Caramba!! Quanta coisa dita e ainda tanto a se dizer! Pra quem pensava que Ela era só bonitinha se enganou! Como diria o profeta de rua Caetano Emanuel Telles Veloso, “de perto ninguém é normal”. Eu já digo é que rapadura é doce, mas não é mole! O Helemento Qarbono, outro profeta de rua, me disse que Ela (a agenda) é bonitinha, mas ordinária.
Agradeço a todos pela paciência em tentar destrinchar a cara e a alma dessa criatura, navegando juntos por águas nunca d´antes navegadas. Esta é um pouco da história da agenda, que às vezes se plasma com a história de seu criador.
O Helemento Qarbono é um pseudônimo, um profeta de rua imaginário que me encantou, me deixou boquiaberto com suas frases básicas, hiper-compactas, lacônicas, profundas e apaixonantes. Dele sim vocês podem dizer: - Você não existe! ... E não existe mesmo! Ele é um fragmento de sonho, que de tanto desejar falar, acabou se fazendo matéria. Ele sim, se plasma com a agenda e transita livremente pelas condições de atemporal, singular e cosmopolita. Ele é talvez a síntese auto-biográfica de todos os meus trabalhos, uma espécie de “TUDO–AO – MESMO - AGORA ”. Um tipo de raptor de imagens, que as devora e as transforma em registro gráfico-social-imagético.
Fico imensamente feliz pelo seu resgate, pelo seu surgimento junto a “Radio Ressurreição”, se unindo, se plasmando e formando um todo, que é a Agenda Poética Marginal.
A agenda é um trabalho desafiador, que cobra de mim uma atenção integral, uma dedicação intensa, desde a escolha e construção da capa até a concepção do conteúdo interno, como a associação de uma ilustração com a frase.
Espero que gostem desta nova versão, pois fechei os olhos e mergulhei de cabeça na esperança de tentar reproduzir na íntegra o que eu esperava que ela fosse. E ela foi! E ela é!!

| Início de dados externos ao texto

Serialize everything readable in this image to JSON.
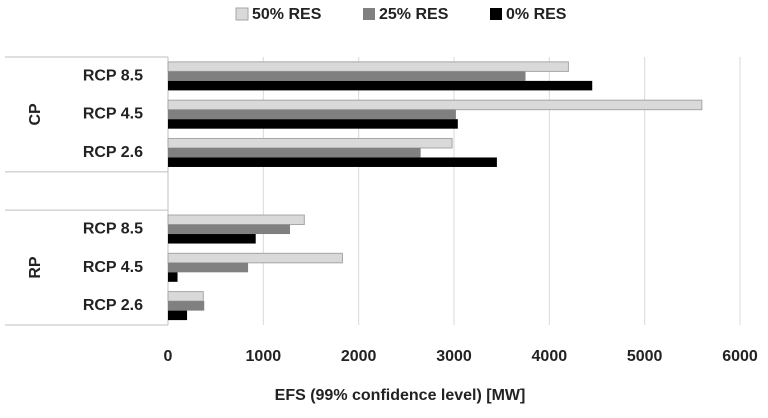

Lembrando que este texto não é linear. Aqui nada é cronológico. Procure evitar ligações com espaço-tempo-narrador. O que se lê aqui são insight´s, fragmentos de tempo e ações isoladas no espaço que deram corpo a uma colcha de tecido multicolorida que se chama VIDA, ou simplesmente, se assim preferirem, AGENDA POÉTICA MARGINAL.
Helemento Qarbono
Algumas palavras sobre outras palavras
(Surge a Rádio Ressurreição)
Eu gosto de palavras e ainda mais do que se pode fazer com elas. Alterá-las, recriá-las, implodí-las, fazê-las aos pedaços revelando assim sua amplidão. Tocá-las, rasgá-las ao meio como uma espécie de alquimia oral em constante movimento, fazendo da fala um organismo vivo e mutante. Eu respeito e admiro a palavra e a força que ela tem em impor o seu significado, em provocar sensações mil e também pela condição de ser breve, compacta e lacônica (É isso e pronto!!).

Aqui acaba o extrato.